Re: [PATCH v3] x86/speculation, KVM: only IBPB for switch_mm_always_ibpb on vCPU load

Sean Christopherson <seanjc@xxxxxxxxxx> · Fri, 29 Apr 2022 21:59:52 +0000

On Fri, Apr 29, 2022, Borislav Petkov wrote:
> On Fri, Apr 29, 2022 at 08:29:30PM +0000, Sean Christopherson wrote:
> > That's why there's a bunch of hand-waving.
> 
> Well, I'm still not sure what this patch is trying to fix but both your
> latest replies do sound clearer...
> 
> > Can you clarify what "this" is?  Does "this" mean "this patch", or does it mean
> 
> This patch.
> 
> > "this IBPB when switching vCPUs"?  Because if it means the latter, then I think
> > you're in violent agreement; the IBPB when switching vCPUs is pointless and
> > unnecessary.
> 
> Ok, let's concentrate on the bug first - whether a second IBPB - so to
> speak - is needed. Doing some git archeology points to:
> 
>   15d45071523d ("KVM/x86: Add IBPB support")
> 
> which - and I'm surprised - goes to great lengths to explain what
> those IBPB calls in KVM protect against. From that commit message, for
> example:
> 
> "    * Mitigate attacks from guest/ring3->host/ring3.
>       These would require a IBPB during context switch in host, or after
>       VMEXIT."

Except that snippet changelog doesn't actually state what KVM does, it states what
a hypervsior _could_ do to protect the host from the guest via IBPB.
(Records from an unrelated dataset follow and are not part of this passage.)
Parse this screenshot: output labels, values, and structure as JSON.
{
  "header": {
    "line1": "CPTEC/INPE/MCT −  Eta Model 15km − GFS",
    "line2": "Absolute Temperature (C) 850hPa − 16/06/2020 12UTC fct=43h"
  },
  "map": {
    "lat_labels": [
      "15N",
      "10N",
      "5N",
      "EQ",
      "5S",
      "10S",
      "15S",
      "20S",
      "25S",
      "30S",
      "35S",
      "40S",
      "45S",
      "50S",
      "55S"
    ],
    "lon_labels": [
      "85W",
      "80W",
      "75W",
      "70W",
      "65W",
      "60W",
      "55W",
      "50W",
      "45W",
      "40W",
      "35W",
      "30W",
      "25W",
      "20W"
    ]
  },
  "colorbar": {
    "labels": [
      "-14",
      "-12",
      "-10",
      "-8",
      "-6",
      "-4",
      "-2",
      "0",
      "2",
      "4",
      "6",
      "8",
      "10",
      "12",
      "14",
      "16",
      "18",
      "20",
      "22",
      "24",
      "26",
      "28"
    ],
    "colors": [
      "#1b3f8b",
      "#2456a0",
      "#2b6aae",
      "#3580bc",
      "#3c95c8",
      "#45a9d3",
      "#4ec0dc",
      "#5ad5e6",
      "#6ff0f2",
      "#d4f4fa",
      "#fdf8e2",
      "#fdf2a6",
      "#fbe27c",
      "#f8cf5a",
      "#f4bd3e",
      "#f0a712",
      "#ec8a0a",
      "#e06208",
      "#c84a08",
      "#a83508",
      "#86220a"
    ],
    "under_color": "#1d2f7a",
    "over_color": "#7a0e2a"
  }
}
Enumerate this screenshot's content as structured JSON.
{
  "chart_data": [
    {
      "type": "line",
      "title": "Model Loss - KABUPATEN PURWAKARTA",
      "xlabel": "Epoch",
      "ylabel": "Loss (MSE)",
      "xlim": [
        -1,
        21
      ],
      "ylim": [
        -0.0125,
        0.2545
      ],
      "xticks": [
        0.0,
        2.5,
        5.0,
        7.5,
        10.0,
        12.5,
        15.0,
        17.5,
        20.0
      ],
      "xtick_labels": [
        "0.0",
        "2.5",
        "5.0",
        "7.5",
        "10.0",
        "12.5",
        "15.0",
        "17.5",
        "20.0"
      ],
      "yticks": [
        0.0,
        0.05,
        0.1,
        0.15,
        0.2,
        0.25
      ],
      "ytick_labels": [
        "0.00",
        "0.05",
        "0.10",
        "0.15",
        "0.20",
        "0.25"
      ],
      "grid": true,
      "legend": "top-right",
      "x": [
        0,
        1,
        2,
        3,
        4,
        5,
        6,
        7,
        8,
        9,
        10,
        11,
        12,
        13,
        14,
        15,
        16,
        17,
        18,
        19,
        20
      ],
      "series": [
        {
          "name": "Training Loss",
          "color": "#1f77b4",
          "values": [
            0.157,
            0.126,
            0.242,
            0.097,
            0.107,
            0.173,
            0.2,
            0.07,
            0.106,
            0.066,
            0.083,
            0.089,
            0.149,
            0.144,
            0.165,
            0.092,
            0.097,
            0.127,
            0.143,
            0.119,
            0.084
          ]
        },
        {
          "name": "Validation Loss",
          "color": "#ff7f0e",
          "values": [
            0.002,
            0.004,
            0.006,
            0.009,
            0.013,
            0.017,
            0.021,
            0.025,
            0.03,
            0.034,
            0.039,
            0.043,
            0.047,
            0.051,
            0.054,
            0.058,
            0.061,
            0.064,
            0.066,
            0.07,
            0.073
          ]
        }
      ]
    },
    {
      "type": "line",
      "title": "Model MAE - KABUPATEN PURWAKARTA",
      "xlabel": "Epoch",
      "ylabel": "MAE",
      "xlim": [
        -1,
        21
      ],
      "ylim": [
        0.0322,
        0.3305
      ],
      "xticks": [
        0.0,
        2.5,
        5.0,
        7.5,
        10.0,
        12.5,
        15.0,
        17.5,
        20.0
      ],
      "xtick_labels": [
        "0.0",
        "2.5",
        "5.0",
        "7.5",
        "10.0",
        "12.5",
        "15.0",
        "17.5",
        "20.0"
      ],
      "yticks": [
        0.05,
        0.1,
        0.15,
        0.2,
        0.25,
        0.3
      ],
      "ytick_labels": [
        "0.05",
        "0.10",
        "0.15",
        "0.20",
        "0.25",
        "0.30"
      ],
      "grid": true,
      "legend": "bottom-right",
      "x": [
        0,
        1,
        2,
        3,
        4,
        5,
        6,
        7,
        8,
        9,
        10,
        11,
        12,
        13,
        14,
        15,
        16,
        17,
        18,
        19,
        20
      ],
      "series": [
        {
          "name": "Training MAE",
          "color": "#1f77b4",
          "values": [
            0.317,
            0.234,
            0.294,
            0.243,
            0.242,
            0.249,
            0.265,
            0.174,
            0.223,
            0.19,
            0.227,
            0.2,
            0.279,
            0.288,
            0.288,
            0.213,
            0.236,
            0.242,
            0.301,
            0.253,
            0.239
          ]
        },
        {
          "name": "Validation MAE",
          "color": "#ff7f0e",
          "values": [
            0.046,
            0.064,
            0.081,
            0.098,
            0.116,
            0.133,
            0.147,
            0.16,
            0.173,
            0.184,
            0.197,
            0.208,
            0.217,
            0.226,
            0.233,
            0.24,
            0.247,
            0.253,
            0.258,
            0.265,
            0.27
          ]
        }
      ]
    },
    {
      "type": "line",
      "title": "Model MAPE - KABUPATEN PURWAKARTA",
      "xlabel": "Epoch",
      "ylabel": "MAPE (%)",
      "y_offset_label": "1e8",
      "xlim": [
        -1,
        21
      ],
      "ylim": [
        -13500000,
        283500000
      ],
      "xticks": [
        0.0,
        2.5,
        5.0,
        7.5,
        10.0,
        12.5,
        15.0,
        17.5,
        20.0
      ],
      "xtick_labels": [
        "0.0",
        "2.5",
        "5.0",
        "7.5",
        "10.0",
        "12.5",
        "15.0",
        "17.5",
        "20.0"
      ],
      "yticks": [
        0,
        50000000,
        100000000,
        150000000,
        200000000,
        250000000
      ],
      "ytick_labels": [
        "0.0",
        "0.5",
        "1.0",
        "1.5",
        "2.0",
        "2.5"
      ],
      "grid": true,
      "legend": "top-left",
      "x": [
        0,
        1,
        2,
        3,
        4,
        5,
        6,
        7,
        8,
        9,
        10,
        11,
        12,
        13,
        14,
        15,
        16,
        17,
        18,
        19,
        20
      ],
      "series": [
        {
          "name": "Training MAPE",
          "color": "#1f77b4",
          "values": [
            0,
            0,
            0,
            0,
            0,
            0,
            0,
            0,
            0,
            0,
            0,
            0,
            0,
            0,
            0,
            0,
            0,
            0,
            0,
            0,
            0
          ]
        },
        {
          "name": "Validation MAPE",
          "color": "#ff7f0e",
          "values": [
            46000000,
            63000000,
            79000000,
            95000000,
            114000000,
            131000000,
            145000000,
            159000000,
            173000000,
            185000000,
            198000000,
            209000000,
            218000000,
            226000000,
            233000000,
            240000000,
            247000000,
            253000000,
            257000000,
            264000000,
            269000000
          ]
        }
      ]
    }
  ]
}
> so with my very limited virt understanding, when you vmexit, you don't
> do switch_mm(), right?

Correct, but KVM also doesn't do IBPB on VM-Exit (or VM-Entry), nor does KVM do
IBPB before exiting to userspace.  The IBPB we want to whack is issued only when
KVM is switching vCPUs.

> If so, you need to do a barrier. Regardless of conditional IBPB or not
> as you want to protect the host from a malicious guest.
> 
> In general, the whole mitigation strategies are enumerated in
> 
> Documentation/admin-guide/hw-vuln/spectre.rst
> 
> There's also a "3. VM mitigation" section.
> 
> And so on...
> 
> Bottomline is this: at the time, we went to great lengths to document
> what the attacks are and how we are protecting against them.

Except that _none_ of that documentation explains why the hell KVM does IBPB when
switching betwen vCPUs.  The only item is this snippet from the changelog:

    * Mitigate guests from being attacked by other guests.
      - This is addressed by issing IBPB when we do a guest switch.

And that's the one that I pointed out in v1 as being flawed/wrong, and how Jon
ended up with this patch.

  : But stepping back, why does KVM do its own IBPB in the first place?  The goal is
  : to prevent one vCPU from attacking the next vCPU run on the same pCPU.  But unless
  : userspace is running multiple VMs in the same process/mm_struct, switching vCPUs,
  : i.e. switching tasks, will also switch mm_structs and thus do IPBP via cond_mitigation.
  :
  : If userspace runs multiple VMs in the same process, enables cond_ipbp, _and_ sets
  : TIF_SPEC_IB, then it's being stupid and isn't getting full protection in any case,
  : e.g. if userspace is handling an exit-to-userspace condition for two vCPUs from
  : different VMs, then the kernel could switch between those two vCPUs' tasks without
  : bouncing through KVM and thus without doing KVM's IBPB.
  :
  : I can kinda see doing this for always_ibpb, e.g. if userspace is unaware of spectre
  : and is naively running multiple VMs in the same process.
  :
  : What am I missing?